Sourdough Start FAQs
What Kind of flour can you use to make a sourdough starter?
I suggest organic flour for a healthy start because it has not been chemically treated and is more likely to contain naturally occurring wild yeast and bacteria.
Next, whole wheat flour is a better option than white flour. Whole wheat has the yeast and bacteria needed to create a strong sourdough starter. At the same time, white flour has been stripped and highly processed.
You can also use other ancient grains or whole-grain flours, such as Rye, Spelt, or Barley.
Pay attention to the quality of water you use as well. Use filtered over-chlorinated tap water, which can destroy your efforts to cultivate a yeast community. After all, yeast is a living thing.
How can I use up the extra-active sourdough starter?
If you have too many starters, here are some recipes for the remaining starter or sourdough discard.
How much sourdough starter do I need for one loaf of bread?
A ¾ cup active starter will make one loaf of sourdough bread.
Why do you need a sourdough starter to make sourdough bread?
If you want the tangy, sour flavor only sourdough has, you must use a starter. Sourdough is naturally leavened bread, meaning it does not use commercial yeast to rise. The natural starter contains wild yeast and good bacteria that are only produced during the fermentation process of the flour and water.
How long does it take for a sourdough starter to be ready?
Most recipes say it takes about seven days for the sourdough starter to be ready. However, I've seen it take as little as five days and as long as two weeks.
Is a homemade sourdough starter safe?
The high-acid environment of the sourdough starter helps ward off any unwanted pathogens. However, err on the side of caution. Toss it out if you see any signs of mold, pink, white fuzzy, green, or otherwise.

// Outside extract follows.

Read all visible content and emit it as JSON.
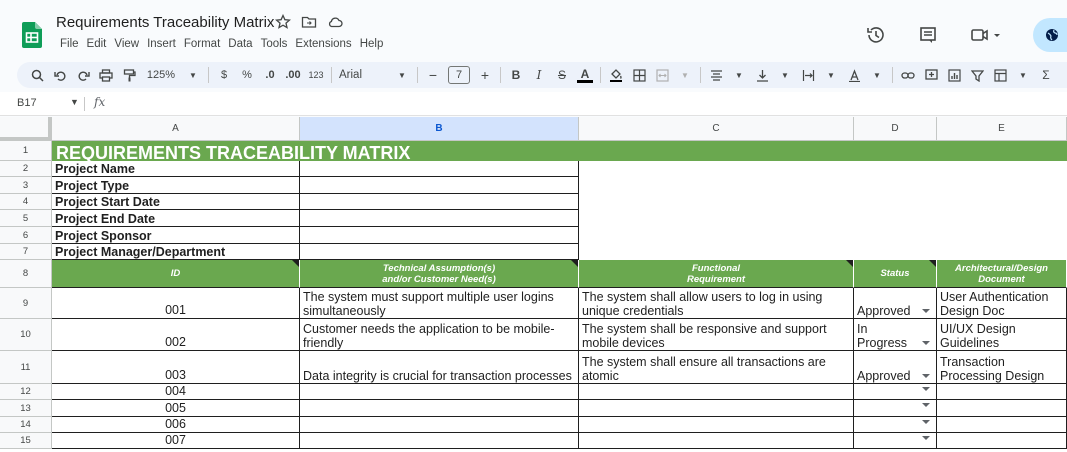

Why doesn't my sourdough starter have big bubbles?
The bubbles are a sign of a healthy sourdough starter.
The sourdough culture organisms feed off the flour and create gases (bubbles). After adding more flour, the bubbling action should be visible within 4 to 12 hours.

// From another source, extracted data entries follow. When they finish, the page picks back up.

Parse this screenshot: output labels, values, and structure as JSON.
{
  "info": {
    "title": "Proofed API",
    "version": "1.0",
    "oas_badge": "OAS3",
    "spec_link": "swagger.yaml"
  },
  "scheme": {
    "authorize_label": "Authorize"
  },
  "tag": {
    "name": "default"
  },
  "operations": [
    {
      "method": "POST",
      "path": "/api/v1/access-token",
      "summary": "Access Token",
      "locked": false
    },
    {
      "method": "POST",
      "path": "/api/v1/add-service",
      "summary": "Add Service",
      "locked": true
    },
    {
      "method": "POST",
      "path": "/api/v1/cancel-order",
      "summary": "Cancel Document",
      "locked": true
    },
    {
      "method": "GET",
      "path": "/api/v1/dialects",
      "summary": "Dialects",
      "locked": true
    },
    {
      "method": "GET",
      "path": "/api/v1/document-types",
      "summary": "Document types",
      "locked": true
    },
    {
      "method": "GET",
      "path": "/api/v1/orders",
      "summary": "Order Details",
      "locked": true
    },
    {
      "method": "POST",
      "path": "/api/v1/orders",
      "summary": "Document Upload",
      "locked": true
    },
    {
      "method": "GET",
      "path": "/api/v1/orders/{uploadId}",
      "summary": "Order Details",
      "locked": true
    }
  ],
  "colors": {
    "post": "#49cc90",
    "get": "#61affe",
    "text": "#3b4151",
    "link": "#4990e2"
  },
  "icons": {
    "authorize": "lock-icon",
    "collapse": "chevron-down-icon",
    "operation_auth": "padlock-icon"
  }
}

If a sourdough starter is not producing bubbles, try feeding in more frequently. If you feed it every 12 hours, increase the feeding time to every 8-10 hours to ensure the culture gets enough food.
Sourdough is sensitive to temperature as well. It prefers a consistent temperature between 70°F and 85ºF.
Remember that some bubbles are fine; they don't have to be big. It's more important to see strong signs of consistent fermentation, such as some bubbles, consistent rise each day, a sour aroma, and a loosening texture.
How to revive an old starter?
Check my post How To Revive A Sourdough Starter.
Why discard a portion of the starter before feeding it?
To refresh the acidity levels and to control the overall growth in size.
Can you use different types of flour halfway through the feeding process?
If you start with one flour type and switch to another one, give it time to adjust. The starter might react positively immediately or be sluggish initially and then eventually perk up.